E está tudo explicado, visível. Os pontos que Stendhal deixa para o leitor conectar são poucos. Basta começar a ler e você já começa a reconhecer os personagens.
4 Uma recomendação contemporânea: o livro que ensina a ler
Se existe um romance que ensina a ler romances, é A amiga genial. São quatro livros, em que a narradora, Lenù, conta a vida inteira de sua amizade com Lila. No caminho, vemos a formação das duas da Itália da década de 1950 até hoje; vemos o que significa crescer num bairro pobre dominado pelas milícias, isto é, pela máfia, e o que significa querer sair de um ambiente bruto em todos os sentidos da palavra. A narrativa é ágil, feita para você não largar.
Agora, não é apenas claro que Lenù enxerga em Lila a verdadeira «amiga genial»: também é claro que nós, leitores, vemos que Lenù é também genial, e que a própria Lila a via dessa maneira.
E aí é que está: a «graça» de muitas obras de arte está em simplesmente juntar aquilo que o autor apenas sugeriu. Isso significa, muitas vezes, ser capaz de ler um trecho desde dois (ou três, quatro...) pontos de vista.
Em A amiga genial, a narradora Lenù é explícita quanto à maioria de suas motivações, mas também é claro quando ela está mentindo para si mesma. Os reencontros com Lila também fazem com que muitos acontecimentos pregressos sejam revistos. O livro vai ficando mais claro à medida que avança, e Lenù pode ir soltando a mão do leitor.
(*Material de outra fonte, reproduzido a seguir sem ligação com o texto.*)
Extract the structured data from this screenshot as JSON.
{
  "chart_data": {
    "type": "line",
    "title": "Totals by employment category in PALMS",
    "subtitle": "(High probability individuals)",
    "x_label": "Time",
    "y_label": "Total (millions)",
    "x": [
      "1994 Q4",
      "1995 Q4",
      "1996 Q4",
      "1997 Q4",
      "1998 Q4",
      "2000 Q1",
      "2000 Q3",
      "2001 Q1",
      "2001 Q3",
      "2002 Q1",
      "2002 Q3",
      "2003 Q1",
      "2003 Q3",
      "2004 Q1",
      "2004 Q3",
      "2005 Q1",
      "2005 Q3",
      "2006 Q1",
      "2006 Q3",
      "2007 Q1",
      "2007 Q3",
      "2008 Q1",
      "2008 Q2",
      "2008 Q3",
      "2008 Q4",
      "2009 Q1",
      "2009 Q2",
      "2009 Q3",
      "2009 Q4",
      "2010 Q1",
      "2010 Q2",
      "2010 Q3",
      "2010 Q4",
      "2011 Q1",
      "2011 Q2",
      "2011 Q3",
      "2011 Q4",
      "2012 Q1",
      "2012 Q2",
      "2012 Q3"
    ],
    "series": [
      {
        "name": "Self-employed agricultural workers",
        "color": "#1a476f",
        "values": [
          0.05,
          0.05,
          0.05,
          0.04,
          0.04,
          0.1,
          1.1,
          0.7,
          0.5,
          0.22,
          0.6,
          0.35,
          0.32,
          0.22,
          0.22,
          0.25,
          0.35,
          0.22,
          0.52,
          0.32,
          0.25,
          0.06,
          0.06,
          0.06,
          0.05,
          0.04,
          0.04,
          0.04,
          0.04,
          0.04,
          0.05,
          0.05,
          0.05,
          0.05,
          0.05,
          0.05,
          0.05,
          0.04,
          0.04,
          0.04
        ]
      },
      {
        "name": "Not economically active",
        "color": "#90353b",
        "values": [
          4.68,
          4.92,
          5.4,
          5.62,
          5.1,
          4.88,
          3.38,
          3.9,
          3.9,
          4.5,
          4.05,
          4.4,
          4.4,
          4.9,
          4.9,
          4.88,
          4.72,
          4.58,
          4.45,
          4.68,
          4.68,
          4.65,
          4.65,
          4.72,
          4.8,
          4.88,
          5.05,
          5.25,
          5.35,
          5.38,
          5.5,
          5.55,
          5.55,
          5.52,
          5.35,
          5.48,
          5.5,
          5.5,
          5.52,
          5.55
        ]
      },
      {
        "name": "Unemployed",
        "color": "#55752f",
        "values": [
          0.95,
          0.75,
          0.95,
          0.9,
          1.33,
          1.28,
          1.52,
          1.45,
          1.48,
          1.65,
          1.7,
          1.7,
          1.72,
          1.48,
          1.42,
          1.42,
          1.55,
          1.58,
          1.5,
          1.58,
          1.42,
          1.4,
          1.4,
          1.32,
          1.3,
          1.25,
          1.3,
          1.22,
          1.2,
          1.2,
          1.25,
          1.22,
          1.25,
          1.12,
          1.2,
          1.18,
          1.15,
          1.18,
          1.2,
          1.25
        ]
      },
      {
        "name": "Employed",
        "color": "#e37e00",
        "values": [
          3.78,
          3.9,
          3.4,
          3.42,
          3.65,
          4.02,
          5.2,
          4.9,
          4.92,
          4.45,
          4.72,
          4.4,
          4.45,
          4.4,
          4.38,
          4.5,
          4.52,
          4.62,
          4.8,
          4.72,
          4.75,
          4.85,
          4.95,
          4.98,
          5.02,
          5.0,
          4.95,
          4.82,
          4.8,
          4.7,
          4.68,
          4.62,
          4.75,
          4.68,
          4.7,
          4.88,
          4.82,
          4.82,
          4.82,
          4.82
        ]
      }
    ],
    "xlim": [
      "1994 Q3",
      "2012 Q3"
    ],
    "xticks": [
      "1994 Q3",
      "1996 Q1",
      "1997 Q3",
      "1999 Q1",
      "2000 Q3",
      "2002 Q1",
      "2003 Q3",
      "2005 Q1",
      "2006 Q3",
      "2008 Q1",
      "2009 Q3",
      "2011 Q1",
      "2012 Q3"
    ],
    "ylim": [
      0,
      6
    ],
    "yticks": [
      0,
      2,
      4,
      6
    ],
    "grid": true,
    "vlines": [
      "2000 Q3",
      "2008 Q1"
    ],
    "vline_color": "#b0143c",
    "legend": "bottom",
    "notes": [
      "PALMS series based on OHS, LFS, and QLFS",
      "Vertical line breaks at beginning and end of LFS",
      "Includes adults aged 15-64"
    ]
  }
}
Ela vai crescendo e amadurecendo, e o leitor cresce junto, lendo Lenù cada vez melhor.
(Estou dando esse exemplo porque a literatura de menor prestígio é de fato totalmente explicada. O melhor exemplo dessa explicação total de tudo está em Veronika decide morrer, de Paulo Coelho. No capítulo I, Veronika tenta o suicídio tomando narcóticos. No capítulo II, Veronika acorda e vê uma luz fluorescente. Tubos saem da boca e do nariz. Caso tenha restado alguma dúvida, o narrador mata-a como quem, após pisar numa barata, ainda firma a ponta do pé e rodopia: «Veronika -- numa fração de segundo -- entendeu o que havia acontecido. Tentara o suicídio, e alguém chegara a tempo para salva-la.»)
Assim se, por algum motivo, O vermelho e o negro parecer complicado — embora eu mesmo ache eletrizante desde a primeira página —, A amiga genial será uma introdução excelente.